Tuesday, February 13, 2007

Follow The Path


This was written this past fall, but the pictures were from last week:

Reading Ezekiel I learned that most people in the bible who had revelations from God were in a state of shock for a time, usually seven days. I also noticed how quickly time can pass in a single verse. Lay on your left side for over a year. On your right for 40 more days. Speak only what the Lord puts in your mouth. I am glad I do not see 4-headed beasts destroying the world with coal and chariots with eyes. My north is not thunder. I have seen a tire washing in the waves. I have walked around in a circle following my own path. The first time around I prayed that I would follow God's will not my own foolishness. I am so fearful of something like depression, schizophrenia, or just plain being crazy being a part of my whole. I need to have confidence that what I am going through is real. My first time around I looked at things, cleared a path, and was free to go wherever I wanted and at what speed. “Go around again.” “Follow your tracks.” That was harder, I could not look out unless I was stopped, I had to look down to step in the same spot, and even then it is not exact. Even though it was just moments ago that I walked that path I had trouble remembering exactly which foot went first and why my pace varied. It was not until the third time around I remembered that the car went by. The fifth and I tried to look up and follow the path. The sixth I could see how poorly I had done.

God does have me on a path. I think in Ezekiel where the Lord spoke. No longer will a son be held accountable for his father’s sins. A man will be only responsible for himself. And if a righteous man sins, all his goodness will be forgotten, he will be shunned. But if an evil man casts off his old ways and seeks God, he will be a new man. My greatest fear, I am a good man at the moment. Yet I have this pain caused within me by the possibility to fail. I don’t want to fail. I don’t want to cause others to fail, to sin. Build me up oh God; remove from me my hard heart. My desire for evil. How I long to be with you forever, yet I fear death.

As I walked that path I was told earlier and earlier to go around again.

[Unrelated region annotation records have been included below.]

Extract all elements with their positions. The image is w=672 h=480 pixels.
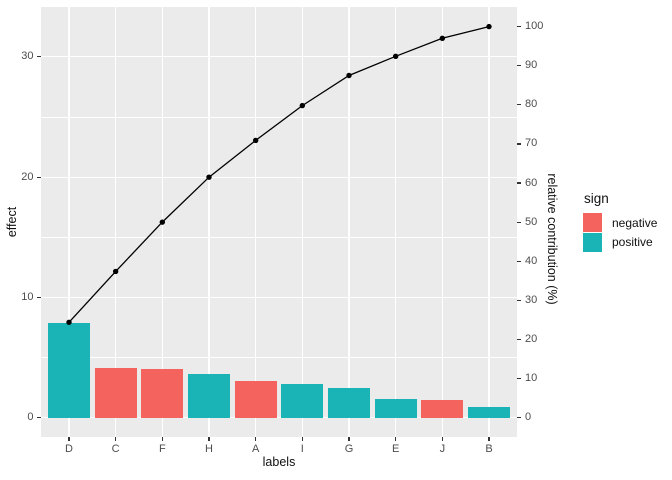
y-right-tick-label: 0 (525, 411, 532, 424)
vertical-gridline (255, 7, 257, 437)
bar-A (234, 381, 277, 418)
bar-B (468, 407, 510, 418)
major-gridline (41, 296, 517, 298)
x-tick-label: C (111, 442, 120, 455)
legend-label: positive (612, 235, 653, 250)
x-tick (395, 437, 397, 441)
y-right-tick-label: 100 (525, 20, 544, 33)
y-right-tick (517, 417, 521, 419)
x-tick-label: D (65, 442, 73, 455)
bar-E (374, 399, 417, 418)
y-right-tick-label: 40 (525, 254, 538, 267)
vertical-gridline (348, 7, 350, 437)
y-right-tick (517, 26, 521, 28)
left-axis-title: effect (5, 206, 19, 238)
legend-title: sign (584, 191, 609, 206)
y-right-tick-label: 60 (525, 176, 538, 189)
x-tick-label: A (251, 442, 260, 455)
y-right-tick-label: 70 (525, 137, 538, 150)
x-tick (348, 437, 350, 441)
y-right-tick (517, 65, 521, 67)
bar-I (281, 384, 324, 418)
vertical-gridline (301, 7, 303, 437)
y-left-tick (37, 296, 41, 298)
y-left-tick (37, 176, 41, 178)
y-right-tick-label: 50 (525, 215, 538, 228)
y-left-tick-label: 20 (21, 170, 34, 183)
x-tick (161, 437, 163, 441)
x-tick-label: E (391, 442, 400, 455)
y-right-tick-label: 10 (525, 372, 538, 385)
x-tick (488, 437, 490, 441)
x-tick (301, 437, 303, 441)
y-right-tick (517, 260, 521, 262)
y-right-tick-label: 90 (525, 59, 538, 72)
legend: sign negative positive (583, 191, 657, 252)
x-tick (441, 437, 443, 441)
legend-swatch-positive (583, 232, 602, 252)
x-tick (68, 437, 70, 441)
x-tick-label: I (300, 442, 304, 455)
bar-D (48, 322, 90, 418)
major-gridline (41, 417, 517, 419)
x-tick-label: H (205, 442, 213, 455)
legend-items: negative positive (583, 213, 657, 252)
y-right-tick (517, 377, 521, 380)
vertical-gridline (395, 7, 397, 437)
x-tick-label: B (485, 442, 493, 455)
x-axis-title: labels (262, 455, 296, 469)
minor-gridline (41, 116, 517, 118)
y-right-tick-label: 30 (525, 293, 538, 306)
legend-label: negative (612, 215, 658, 230)
bar-C (94, 368, 137, 418)
y-left-tick (37, 56, 41, 58)
minor-gridline (41, 236, 517, 238)
x-tick (255, 437, 257, 441)
y-left-tick-label: 10 (21, 290, 34, 303)
x-tick (115, 437, 117, 441)
y-left-tick-label: 0 (27, 411, 34, 424)
legend-item-negative: negative (583, 213, 657, 233)
right-axis-title: relative contribution (%) (545, 173, 559, 305)
cumulative-line (68, 25, 490, 323)
bar-F (141, 368, 184, 418)
x-tick-label: F (158, 442, 166, 455)
vertical-gridline (208, 7, 210, 437)
y-right-tick (517, 338, 521, 341)
y-right-tick (517, 104, 521, 106)
y-right-tick (517, 182, 521, 184)
y-right-tick (517, 143, 521, 145)
x-tick-label: G (344, 442, 354, 455)
legend-item-positive: positive (583, 232, 657, 253)
vertical-gridline (441, 7, 443, 437)
minor-gridline (41, 357, 517, 358)
plot-panel (41, 7, 517, 437)
bar-G (328, 388, 370, 418)
y-right-tick (517, 299, 521, 301)
x-tick-label: J (439, 442, 446, 455)
bar-J (421, 400, 464, 418)
y-right-tick-label: 20 (525, 332, 538, 345)
y-left-tick-label: 30 (21, 50, 34, 63)
y-left-tick (37, 417, 41, 419)
x-tick (208, 437, 210, 441)
major-gridline (41, 56, 517, 58)
bar-H (188, 373, 230, 418)
vertical-gridline (488, 7, 490, 437)
y-right-tick-label: 80 (525, 98, 538, 111)
legend-swatch-negative (583, 213, 602, 233)
major-gridline (41, 176, 517, 178)
y-right-tick (517, 221, 521, 223)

If I waited until I got to the last moment I stood there helpless thinking of what I should do. But if I spent the whole path listening I could just walk past that point without missing a step.

Numbers do not mater; six is no more significant than five or five thousand. It is that you do it for the Lord. Time does not mater, I thought at one point this fall I would have all my answers in a matter of weeks, then days, then hours. Then nothing happened. I went for a bike ride. Called to do it. Called to a spot a short road called Ryan’s Place. I prayed and all my expectations were washed away. But I still had God, I still had this journey. I still walk the walk God asks me too. It is hard, it is depressing. He is asking me to take every step his way, but he is not guiding my every step. No He is not. I am given short messages and my faith needs to keep me on track to follow through.

Our conversations are to get me to do something I would not do without them. Build me up and do what God wants, what I am capable of, but yet would not think of doing on my own. Yet I have confidence that I have been prepared for what I will be doing. But God has washed away all my expectations of what that is.
I have been taught the secular way, and if Christ was not leading my on a very specific journey the best way to get a job. And it has worked. But God has a very different plan and right now my step is to wait. I have no clue how to wait without dwindling away. What if I am asked to run a mile. I can sprint maybe 100 feet before I would fail. God is not letting me know how to train except to read the Bible; and then I still have some doubts. Maybe I forgot a 1000 steps back that God already told me to do something and I have forgotten.